The present invention can also be used with a reaction chamber of PECVD as shown in fig. 2, which can be used to grow large area thin films. The structure of the device is different from that of the device shown in figure 1 in that the substrate 5 is fixed on two rollers 10, one roller 10 is used for releasing the substrate 5, and the other roller 10 is used for rolling the substrate 5 with deposited film in the deposition process, so that large-area flexible film can be continuously grown. In addition, in order to prevent the deposition of the gas on the rollers 10, a cylindrical gas barrier 11 is provided between the two rollers 10, and gaps are opened at both sides of the gas barrier 11, and the substrate 5 passes through the gaps on the gas barrier 11.

In the structure, the gas mixing device 3, the radio-frequency electrode 2 and the gas baffle plate 11 are all arranged on the support 12, and the bottom of the support 12 is fixed at the bottom of the reaction cavity 1.

The silicon oxide-like flexible film prepared by the invention is subjected to performance test, the electrical characteristics of the silicon oxide-like flexible film are shown in fig. 3, the relative dielectric constant of the grown film is closely related to the deposition power of a radio frequency power supply during growth, and the relative dielectric constant of the grown film is increased along with the increase of the power; at 40W, the relative dielectric constant of the silicon oxide-like film is close to that of silicon dioxide prepared by a thermal oxidation method. When the power is increased, more carbon and hydrogen elements in the hexamethyl siloxane fully react with oxygen to generate gas and the gas is discharged through tail gas, the carbon and hydrogen elements in the film are reduced, and the content of silicon oxygen is closer to the content of silicon dioxide.

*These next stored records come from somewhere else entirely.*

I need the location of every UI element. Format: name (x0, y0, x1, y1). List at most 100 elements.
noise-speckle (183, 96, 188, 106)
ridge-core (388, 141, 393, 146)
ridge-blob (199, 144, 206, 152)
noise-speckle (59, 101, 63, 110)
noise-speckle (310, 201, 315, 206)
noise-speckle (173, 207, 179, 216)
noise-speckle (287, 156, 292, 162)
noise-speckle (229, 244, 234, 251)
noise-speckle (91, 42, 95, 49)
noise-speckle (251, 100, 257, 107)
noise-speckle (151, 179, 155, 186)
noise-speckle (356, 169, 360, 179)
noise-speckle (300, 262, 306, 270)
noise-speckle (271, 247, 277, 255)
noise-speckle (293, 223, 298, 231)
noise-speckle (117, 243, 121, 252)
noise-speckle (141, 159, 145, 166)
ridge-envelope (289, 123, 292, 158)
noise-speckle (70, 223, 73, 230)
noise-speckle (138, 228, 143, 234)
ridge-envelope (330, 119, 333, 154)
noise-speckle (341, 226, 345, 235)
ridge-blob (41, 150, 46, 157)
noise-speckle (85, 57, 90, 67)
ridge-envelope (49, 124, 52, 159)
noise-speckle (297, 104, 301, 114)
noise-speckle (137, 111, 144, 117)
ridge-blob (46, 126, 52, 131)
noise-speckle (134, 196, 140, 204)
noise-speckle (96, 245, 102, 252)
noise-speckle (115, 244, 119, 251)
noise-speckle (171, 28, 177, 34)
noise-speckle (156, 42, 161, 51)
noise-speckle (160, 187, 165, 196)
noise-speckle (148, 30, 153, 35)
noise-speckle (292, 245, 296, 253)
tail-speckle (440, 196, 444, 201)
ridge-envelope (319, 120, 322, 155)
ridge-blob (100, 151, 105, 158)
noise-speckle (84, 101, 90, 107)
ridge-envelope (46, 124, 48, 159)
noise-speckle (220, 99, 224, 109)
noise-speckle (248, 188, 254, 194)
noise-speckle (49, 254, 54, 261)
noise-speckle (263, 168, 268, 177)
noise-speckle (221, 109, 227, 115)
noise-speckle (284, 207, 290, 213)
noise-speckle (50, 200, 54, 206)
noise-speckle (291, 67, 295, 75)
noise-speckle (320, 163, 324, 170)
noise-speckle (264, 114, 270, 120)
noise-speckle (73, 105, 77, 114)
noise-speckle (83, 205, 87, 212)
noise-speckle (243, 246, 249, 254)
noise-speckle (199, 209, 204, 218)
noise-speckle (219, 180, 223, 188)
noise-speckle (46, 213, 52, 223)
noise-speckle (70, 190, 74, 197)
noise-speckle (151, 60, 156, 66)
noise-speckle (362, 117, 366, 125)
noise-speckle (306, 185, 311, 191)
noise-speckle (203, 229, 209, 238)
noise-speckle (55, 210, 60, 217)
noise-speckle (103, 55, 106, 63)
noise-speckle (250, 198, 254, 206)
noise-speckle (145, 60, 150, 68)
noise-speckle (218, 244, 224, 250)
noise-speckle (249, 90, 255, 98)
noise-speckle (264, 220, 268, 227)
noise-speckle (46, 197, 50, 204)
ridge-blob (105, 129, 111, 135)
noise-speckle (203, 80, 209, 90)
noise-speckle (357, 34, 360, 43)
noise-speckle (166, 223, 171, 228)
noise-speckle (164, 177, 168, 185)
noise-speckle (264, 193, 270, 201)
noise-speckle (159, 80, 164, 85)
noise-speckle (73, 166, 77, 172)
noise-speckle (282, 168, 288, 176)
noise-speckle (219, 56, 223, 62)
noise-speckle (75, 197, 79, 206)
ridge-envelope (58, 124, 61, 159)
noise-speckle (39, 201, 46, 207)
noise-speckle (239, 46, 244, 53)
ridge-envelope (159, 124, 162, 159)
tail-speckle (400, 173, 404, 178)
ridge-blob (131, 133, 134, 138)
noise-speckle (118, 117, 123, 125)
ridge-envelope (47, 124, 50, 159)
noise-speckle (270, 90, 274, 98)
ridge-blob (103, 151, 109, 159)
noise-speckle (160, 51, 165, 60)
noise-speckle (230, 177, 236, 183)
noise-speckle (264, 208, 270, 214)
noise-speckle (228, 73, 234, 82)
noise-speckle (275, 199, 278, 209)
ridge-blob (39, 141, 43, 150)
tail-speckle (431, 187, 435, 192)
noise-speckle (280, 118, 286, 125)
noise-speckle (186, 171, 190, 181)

The optical characteristics of the film are shown in FIG. 4, the components of the silicon oxide-like film material grown at a deposition power of 40W are close to the silicon dioxide prepared by the thermal oxidation method, the optical permeability of the silicon oxide-like film material is similar to the optical permeability of the silicon dioxide prepared by the thermal oxidation method, and the permeability of the silicon oxide-like film material is very good in the range of 350-2400 nm.

Mechanical flexibility tests of the film show that the 2-micron-thick silicon oxide-like film does not have any microcrack after being curled 60000 times on a 25-micron-thick flexible substrate, the prepared silicon oxide-like film is used as a gate dielectric layer of a flexible transistor, the transistor is bent on a curved surface with the diameter of 1mm, and the performance of the device is not affected at all, and as shown in FIG. 5, the film prepared by the invention has good mechanical flexibility.

Step coverage of the film as shown in fig. 6 and 7, coverage of the film at the step is important in a device or chip package. The film with good coverage can form an effective protective layer at the step, and the silicon oxide-like flexible film material can grow on the side wall and the bottom of the step due to uniform reaction of plasma at the step in the growth process to form better step coverage.

The packaging effect of the film on OLEDs is shown in figure 8, accelerated test is carried out under the conditions of 65 ℃ and 85% humidity, and the 2um thick silicon oxide-like film deposited on the OLEDs by the method can effectively protect the OLEDs. The active area of OLEDs is gradually reduced in an accelerated reaction (65 ℃, 85% humidity), but at a much slower rate than the glass-encapsulated products on the market today, i.e. the blocking of water vapour and oxygen is much better than other types of encapsulation.

The previous description of the disclosed embodiments is provided to enable any person skilled in the art to make or use the present invention. Various modifications to these embodiments will be readily apparent to those skilled in the art, and the generic principles defined herein may be applied to other embodiments without departing from the spirit or scope of the invention. Thus, the present invention is not intended to be limited to the embodiments shown herein but is to be accorded the widest scope consistent with the principles and novel features disclosed herein.